Trolling through the internet blogs relating to Bukowski and to Baroque sheds some more light. A few remember Red fondly, and said they were always treated with respect, and that Red would often give them something extra with a purchase. Some other comments weren’t quite as kind:
“A cranky old fucker.”
“He was a type of eccentric character that seems to be dying off, along with the rest of his generation.”
“I was treated like shit.”
Bukowski, however, got along just fine with the real Red. He was impressed that Red was a huge fan, and had gone out of his way to stock a ton of both new and used Bukowski material. In 1989 Bukowski wrote a poem about Red, and it was published in a limited edition of 50 copies
Good luck trying to find a copy to purchase, the last one I saw was around $1700. If you are diligent, you can find the actual poem on the internet, but you will have to look hard for it, maybe even hire Nicky Belane, Hollywood’s greatest private dick to give you a hand. Hey, don’t laugh, he found Celine, didn’t he?
Red Skodolsky died in 1998 at the age of 82. The bookstore was closed and the stock liquidated.
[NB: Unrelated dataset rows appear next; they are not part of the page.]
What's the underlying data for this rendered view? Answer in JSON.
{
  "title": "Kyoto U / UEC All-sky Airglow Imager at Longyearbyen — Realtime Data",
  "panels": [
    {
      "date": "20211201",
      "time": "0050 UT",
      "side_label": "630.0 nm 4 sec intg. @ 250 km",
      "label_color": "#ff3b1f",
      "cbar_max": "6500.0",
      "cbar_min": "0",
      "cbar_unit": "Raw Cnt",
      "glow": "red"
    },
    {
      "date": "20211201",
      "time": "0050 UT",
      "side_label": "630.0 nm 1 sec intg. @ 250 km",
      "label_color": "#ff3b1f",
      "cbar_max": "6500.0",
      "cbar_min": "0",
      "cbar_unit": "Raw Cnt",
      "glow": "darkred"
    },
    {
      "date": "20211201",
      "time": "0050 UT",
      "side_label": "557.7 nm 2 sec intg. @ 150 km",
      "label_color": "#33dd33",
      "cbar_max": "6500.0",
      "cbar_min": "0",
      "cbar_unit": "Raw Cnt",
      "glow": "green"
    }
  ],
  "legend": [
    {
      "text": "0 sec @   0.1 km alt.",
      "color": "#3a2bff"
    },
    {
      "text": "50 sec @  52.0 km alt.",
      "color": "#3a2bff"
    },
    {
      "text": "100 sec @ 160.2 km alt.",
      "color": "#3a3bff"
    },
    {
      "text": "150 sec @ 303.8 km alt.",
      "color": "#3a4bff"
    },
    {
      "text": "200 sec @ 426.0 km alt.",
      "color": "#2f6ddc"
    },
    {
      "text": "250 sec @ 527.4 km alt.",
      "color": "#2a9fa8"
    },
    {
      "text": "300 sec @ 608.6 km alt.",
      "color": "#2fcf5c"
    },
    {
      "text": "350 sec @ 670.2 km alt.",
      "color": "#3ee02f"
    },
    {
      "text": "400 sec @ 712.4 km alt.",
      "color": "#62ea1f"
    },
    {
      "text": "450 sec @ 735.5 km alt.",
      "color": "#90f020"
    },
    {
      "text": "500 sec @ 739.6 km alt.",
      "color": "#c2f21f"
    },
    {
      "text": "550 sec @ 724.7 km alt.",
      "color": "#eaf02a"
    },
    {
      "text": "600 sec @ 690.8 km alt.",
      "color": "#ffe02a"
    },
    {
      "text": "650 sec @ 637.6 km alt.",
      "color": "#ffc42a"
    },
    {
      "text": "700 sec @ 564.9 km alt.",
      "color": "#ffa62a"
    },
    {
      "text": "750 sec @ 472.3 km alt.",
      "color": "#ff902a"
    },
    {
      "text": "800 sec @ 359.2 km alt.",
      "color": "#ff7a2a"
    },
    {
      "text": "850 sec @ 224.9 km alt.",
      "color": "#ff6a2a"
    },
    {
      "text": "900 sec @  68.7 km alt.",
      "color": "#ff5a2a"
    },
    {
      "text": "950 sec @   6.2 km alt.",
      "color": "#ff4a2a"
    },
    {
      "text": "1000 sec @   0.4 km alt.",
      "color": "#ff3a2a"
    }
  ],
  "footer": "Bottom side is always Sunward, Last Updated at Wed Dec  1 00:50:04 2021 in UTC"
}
Charles Bukowski died in 1994 not long after he finished Pulp. The one case that he had taken early on in the book was to find “The Red Sparrow.” Through thick and thin, he could never solve that until the end of the book. It’s an interesting ending, which you will enjoy, especially when you figure out who or what the Red Sparrow is.
Time for a glass of wine. Cheers to the old Hollywood.
A plaque at the site of Red’s old bookstore on Las Palmas.